When observed from the Earth, the path along which the planets and the Moon appear to travel in the sky is with in a narrow ten-degree celestial latitude zone on either side of the Ecliptic. Thus, the band of about 20 degrees latitude zone about the Ecliptic extending in the East-West directions on the celestial sphere is called the zodiac. The zodiac is divided in twelve equal parts of 30 degrees each along the Ecliptic, and the reference or the starting point of the zodiac is the Vernal Equinox. The popular twelve zodiac signs correspond to these twelve equal parts of the zodiac. The daily planetary positions used in astrology today are calculated with the Vernal Equinox as the reference point or zero degrees of Aries.
Although stars do move, their motion is so small compared with the planetary motions, they are considered practically "fixed" in the celestial sphere. Due to the gradual change of orientation, the earth's polar axis continually wobbles. In the course of time, it points to different pole stars and describes a circle in space in about 26,000 years. Consequently, the positions of the equinoctial points (The Vernal and the Autumnal equinoxes) with respect to the "fixed" stars in the celestial sphere gradually change along the Ecliptic at an annual rate of 50 seconds of arc or at about one degree in 72 years. Thus, the equinoxes return to the same point on the Ecliptic with respect to a fixed star after about 26,000 years. This cycle is called the precession of the equinoxes. This period, divided by 12, gives us the duration for a precessional Age, the current one being the Piscean. The motion of the equinoxes being retrograde, the next Age will be the Aquarian.
As a result of the precession of the equinoxes, the reference point (zero degrees of Aries) of the zodiac (the Vernal Equinox) doesn't remain fixed with respect to a fixed star, but moves along the Ecliptic. In other words, now, at the zero degree of Aries (at the Vernal Equinox) the Sun does not point to the same fixed star as it did at the time of the Spring equinox two thousand years ago. About 2,160 years from now the location of the zero degree of Aries on the Ecliptic will correspond to the location of zero degree of Taurus (the next zodiac sign) today. A zodiac system that bases its reference point to the Vernal Equinox is called the tropical or moving zodiac system.
In the West, the moving zodiac (tropical) system has been widely popular and accepted. However, in the East, particularly in India, the fixed zodiac system (also referred as sidereal zodiac system) has been in use since a very long time. The very basis of the latter system is the eastern premise that the astrological significance of a zodiac sign only depends on its (zodiac sign's) orientation with respect to the "fixed" stars. In other words, the astrological characteristics of a particular location in the zodiac should always be the same since those are defined in relation to the zodiac's specific orientation in the celestial sphere containing the fixed stars.
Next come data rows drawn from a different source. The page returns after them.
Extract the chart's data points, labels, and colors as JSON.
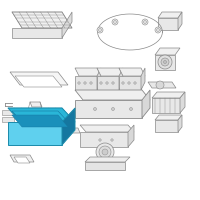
{
  "bg_color": "#ffffff",
  "lc": "#888888",
  "lc_dark": "#555555",
  "hc_fill": "#29b6d8",
  "hc_edge": "#1a8aaa",
  "hc_dark": "#1577a0",
  "hc_light": "#5fd0ee"
}
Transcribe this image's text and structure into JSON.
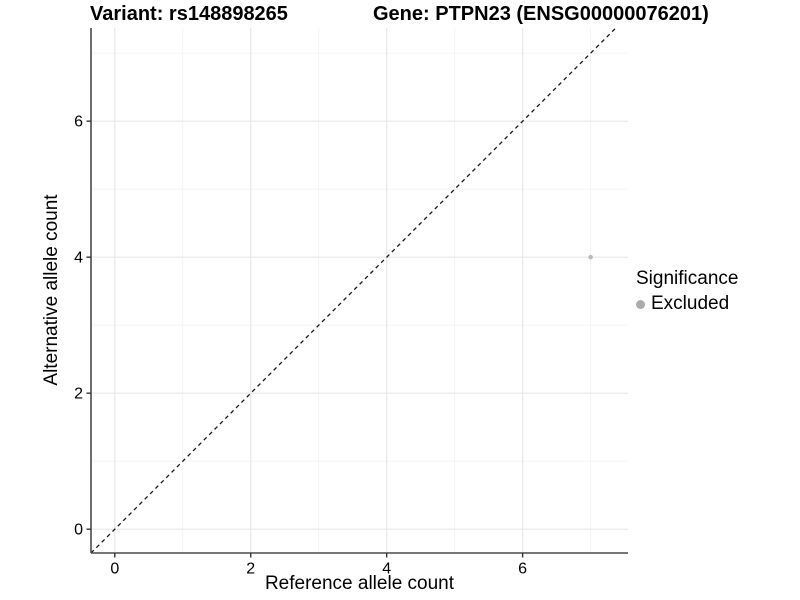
{
  "figure": {
    "title_left": "Variant: rs148898265",
    "title_right": "Gene: PTPN23 (ENSG00000076201)"
  },
  "chart_data": {
    "type": "scatter",
    "title": "Variant: rs148898265",
    "subtitle": "Gene: PTPN23 (ENSG00000076201)",
    "xlabel": "Reference allele count",
    "ylabel": "Alternative allele count",
    "xlim": [
      -0.35,
      7.55
    ],
    "ylim": [
      -0.35,
      7.37
    ],
    "xticks": [
      0,
      2,
      4,
      6
    ],
    "yticks": [
      0,
      2,
      4,
      6
    ],
    "xticks_minor": [
      1,
      3,
      5,
      7
    ],
    "yticks_minor": [
      1,
      3,
      5,
      7
    ],
    "grid": true,
    "series": [
      {
        "name": "Excluded",
        "points": [
          {
            "x": 7,
            "y": 4
          }
        ],
        "color": "#bcbcbc",
        "marker_radius": 2.3
      }
    ],
    "reference_line": {
      "kind": "identity",
      "slope": 1,
      "intercept": 0,
      "style": "dashed",
      "color": "#1a1a1a"
    },
    "legend": {
      "title": "Significance",
      "position": "right",
      "items": [
        {
          "label": "Excluded",
          "color": "#ababab"
        }
      ]
    },
    "colors": {
      "background": "#ffffff",
      "grid_major": "#e7e7e7",
      "grid_minor": "#f2f2f2",
      "axis_line": "#4a4a4a",
      "tick": "#333333",
      "text": "#000000"
    }
  }
}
However, for the sidereal or fixed zodiac system, the problem arises in establishing the reference point (or the starting point of Aries) on the zodiac. Although there are several reference points (all within a range of four to five degrees) that might be in use today, the most popular and accepted one is based on the star Spica. The star Spica corresponds to the 180 degree location of the fixed zodiac system. The sidereal or fixed zodiac reference point coincided with that of the tropical or moving zodiac reference point about 1700 years ago. In other words, today the zero degree of Aries of the sidereal zodiac corresponds to about 23.75 degrees of Aries of the tropical zodiac.